Um estudo recente revela quais cultivos seriam mais adequados em cenários de catástrofes globais, destacando a importância da agricultura urbana e da diversidade genética das sementes. O mundo enfrenta uma crescente insegurança alimentar devido a conflitos, mudanças climáticas e pandemias, o que torna a produção de alimentos um desafio.
A pesquisa, liderada por instituições afiliadas à Adapt Research, analisou dados de 60 cidades para identificar as culturas ideais a serem cultivadas após eventos catastróficos. O estudo sugere que, em um cenário de guerra nuclear, onde a luz solar seria bloqueada, espinafre e beterraba seriam as opções mais resistentes. Em condições normais, o chícharo, uma leguminosa rica em proteínas, se destaca na agricultura urbana.

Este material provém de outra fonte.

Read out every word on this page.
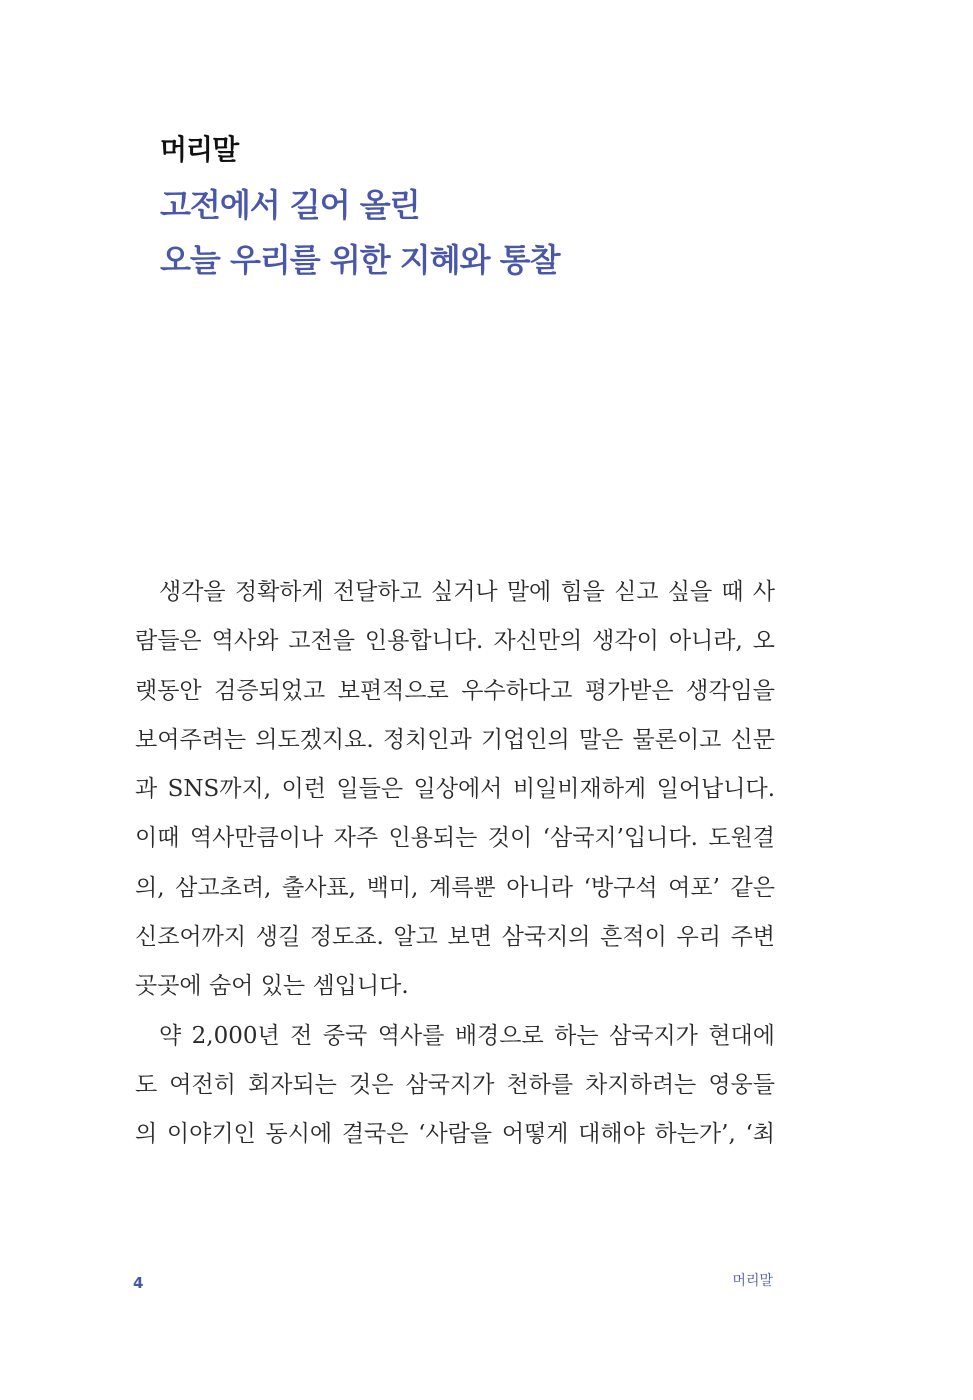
머리말
고전에서 길어 올린
오늘 우리를 위한 지혜와 통찰

생각을 정확하게 전달하고 싶거나 말에 힘을 싣고 싶을 때 사
람들은 역사와 고전을 인용합니다. 자신만의 생각이 아니라, 오
랫동안 검증되었고 보편적으로 우수하다고 평가받은 생각임을
보여주려는 의도겠지요. 정치인과 기업인의 말은 물론이고 신문
과 SNS까지, 이런 일들은 일상에서 비일비재하게 일어납니다.
이때 역사만큼이나 자주 인용되는 것이 ‘삼국지’입니다. 도원결
의, 삼고초려, 출사표, 백미, 계륵뿐 아니라 ‘방구석 여포’ 같은
신조어까지 생길 정도죠. 알고 보면 삼국지의 흔적이 우리 주변
곳곳에 숨어 있는 셈입니다.

약 2,000년 전 중국 역사를 배경으로 하는 삼국지가 현대에
도 여전히 회자되는 것은 삼국지가 천하를 차지하려는 영웅들
의 이야기인 동시에 결국은 ‘사람을 어떻게 대해야 하는가’, ‘최

4	머리말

Entretanto, o estudo alerta que, mesmo com práticas agrícolas urbanas, a cidade de referência, com 90 mil habitantes, conseguiria alimentar apenas 20% da população em condições normais, número que cairia para 16% durante um inverno nuclear. Para suprir a demanda, seria necessário cultivar em áreas periféricas, utilizando um terço da área urbana construída.
Cultivos Recomendados
Além do espinafre e da beterraba, outras culturas recomendadas incluem acelga, repolho, couve-de-bruxelas, rúcula e brócolis. A pesquisa também sugere a importância de armazenar alimentos nutritivos, como o mel, que não possui prazo de validade. Em áreas próximas às cidades, a batata se destaca como uma opção ideal em climas normais, rica em nutrientes essenciais.

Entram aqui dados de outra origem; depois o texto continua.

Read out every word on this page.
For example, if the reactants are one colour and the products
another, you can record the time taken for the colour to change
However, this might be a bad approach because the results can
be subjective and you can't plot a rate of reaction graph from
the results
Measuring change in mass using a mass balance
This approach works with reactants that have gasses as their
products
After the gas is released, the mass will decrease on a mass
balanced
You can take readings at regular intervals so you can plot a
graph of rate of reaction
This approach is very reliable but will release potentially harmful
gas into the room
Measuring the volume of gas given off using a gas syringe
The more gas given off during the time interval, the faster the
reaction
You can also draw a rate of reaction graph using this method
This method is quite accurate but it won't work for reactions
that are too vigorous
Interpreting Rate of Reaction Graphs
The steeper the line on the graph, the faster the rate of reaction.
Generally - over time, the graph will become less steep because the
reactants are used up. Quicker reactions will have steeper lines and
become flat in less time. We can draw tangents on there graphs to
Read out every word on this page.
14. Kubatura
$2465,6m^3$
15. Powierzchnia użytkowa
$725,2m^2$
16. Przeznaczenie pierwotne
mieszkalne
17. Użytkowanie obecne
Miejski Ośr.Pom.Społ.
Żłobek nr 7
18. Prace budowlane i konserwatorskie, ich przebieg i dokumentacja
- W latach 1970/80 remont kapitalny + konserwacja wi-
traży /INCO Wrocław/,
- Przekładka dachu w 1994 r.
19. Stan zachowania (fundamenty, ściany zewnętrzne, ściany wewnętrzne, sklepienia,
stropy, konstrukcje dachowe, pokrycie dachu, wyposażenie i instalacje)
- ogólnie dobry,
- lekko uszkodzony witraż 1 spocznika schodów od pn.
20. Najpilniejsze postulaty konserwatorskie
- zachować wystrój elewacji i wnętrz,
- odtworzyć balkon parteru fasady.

A pesquisa enfatiza que a agricultura de pequena escala é vital para o sustento de milhões de famílias, representando cerca de 50% do PIB agrícola na América Latina. No entanto, pequenos produtores enfrentam desafios significativos, como pobreza e falta de assistência técnica, exacerbados pelas mudanças climáticas.
Alternativas Sustentáveis
Cultivos menos conhecidos, como o bambara, e opções resistentes à seca, como quinoa e batata-doce, são destacados como alternativas viáveis. Fortalecer a agricultura urbana não apenas ajuda em emergências, mas também é uma estratégia sustentável para o cotidiano. Métodos como hidroponia e aeroponia podem ser explorados para maximizar a produção em espaços reduzidos.

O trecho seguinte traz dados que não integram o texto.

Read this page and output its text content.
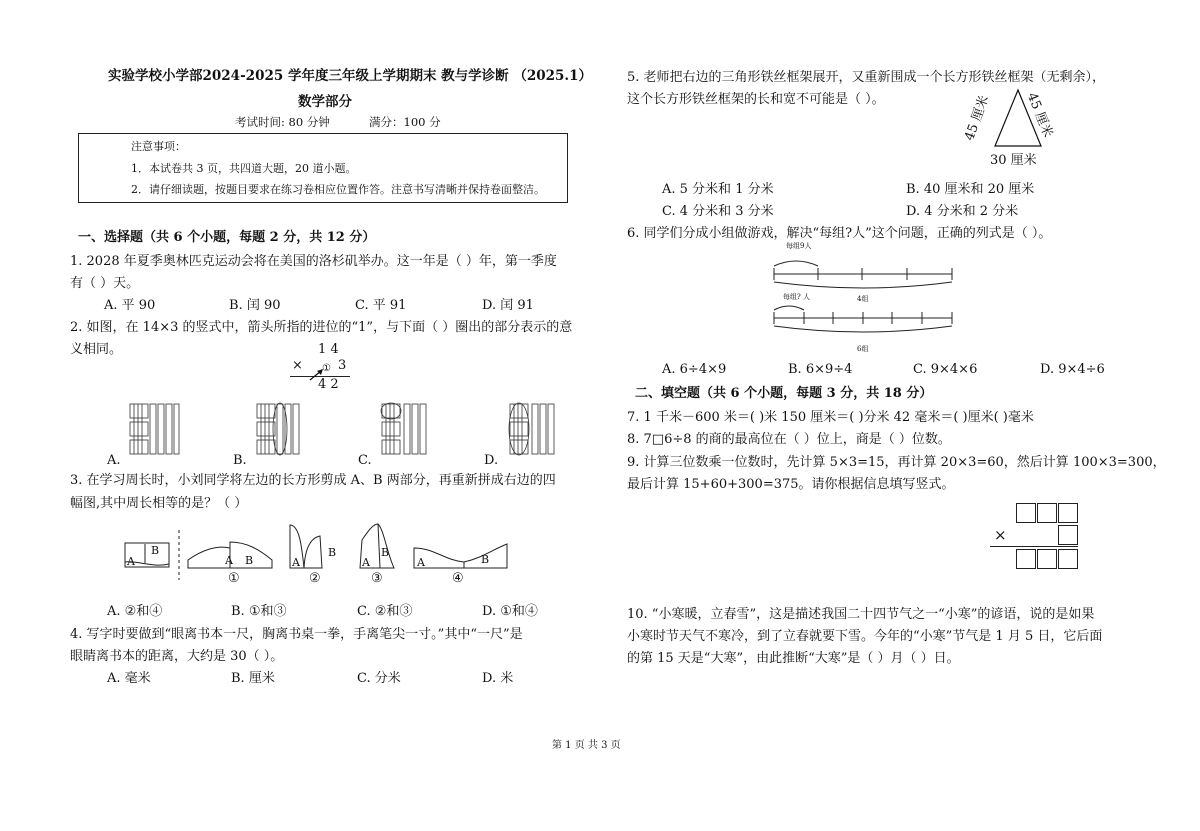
实验学校小学部2024-2025 学年度三年级上学期期末 教与学诊断 （2025.1）
数学部分
考试时间: 80 分钟	满分：100 分
注意事项：
1．本试卷共 3 页，共四道大题，20 道小题。
2．请仔细读题，按题目要求在练习卷相应位置作答。注意书写清晰并保持卷面整洁。
一、选择题（共 6 个小题，每题 2 分，共 12 分）
1. 2028 年夏季奥林匹克运动会将在美国的洛杉矶举办。这一年是（ ）年，第一季度
有（ ）天。
A. 平 90	B. 闰 90	C. 平 91	D. 闰 91
2. 如图，在 14×3 的竖式中，箭头所指的进位的“1”，与下面（ ）圈出的部分表示的意
义相同。	1 4
× ① 3
4 2
A.	B.	C.	D.
3. 在学习周长时，小刘同学将左边的长方形剪成 A、B 两部分，再重新拼成右边的四
幅图,其中周长相等的是？（ ）
A
B
A B
①
A
B
②
A
B
③
A	B
④
A. ②和④	B. ①和③	C. ②和③	D. ①和④
4. 写字时要做到“眼离书本一尺，胸离书桌一拳，手离笔尖一寸。”其中“一尺”是
眼睛离书本的距离，大约是 30（ ）。
A. 毫米	B. 厘米	C. 分米	D. 米
5. 老师把右边的三角形铁丝框架展开，又重新围成一个长方形铁丝框架（无剩余），
这个长方形铁丝框架的长和宽不可能是（ ）。	45 厘米 45 厘米
30 厘米
A. 5 分米和 1 分米	B. 40 厘米和 20 厘米
C. 4 分米和 3 分米	D. 4 分米和 2 分米
6. 同学们分成小组做游戏，解决“每组?人”这个问题，正确的列式是（ ）。
每组9人
4组
每组? 人
6组
A. 6÷4×9	B. 6×9÷4	C. 9×4×6	D. 9×4÷6
二、填空题（共 6 个小题，每题 3 分，共 18 分）
7. 1 千米－600 米＝( )米 150 厘米＝( )分米 42 毫米＝( )厘米( )毫米
8. 7□6÷8 的商的最高位在（ ）位上，商是（ ）位数。
9. 计算三位数乘一位数时，先计算 5×3=15，再计算 20×3=60，然后计算 100×3=300，
最后计算 15+60+300=375。请你根据信息填写竖式。
×
10. “小寒暖，立春雪”，这是描述我国二十四节气之一“小寒”的谚语，说的是如果
小寒时节天气不寒冷，到了立春就要下雪。今年的“小寒”节气是 1 月 5 日，它后面
的第 15 天是“大寒”，由此推断“大寒”是（ ）月（ ）日。
第 1 页 共 3 页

O Silo Global de Sementes de Svalbard, conhecido como o Cofre do Fim do Mundo, abriga uma vasta coleção de sementes para garantir a diversidade genética em casos de catástrofes. Com cerca de 1,3 milhão de sementes de diversas espécies, o cofre se torna um recurso crucial para a segurança alimentar global.
A pesquisa conclui que, em um cenário de insegurança alimentar crescente, é fundamental proteger e estudar as variedades de culturas existentes, além de promover práticas agrícolas que reduzam o impacto ambiental e aumentem a oferta alimentar.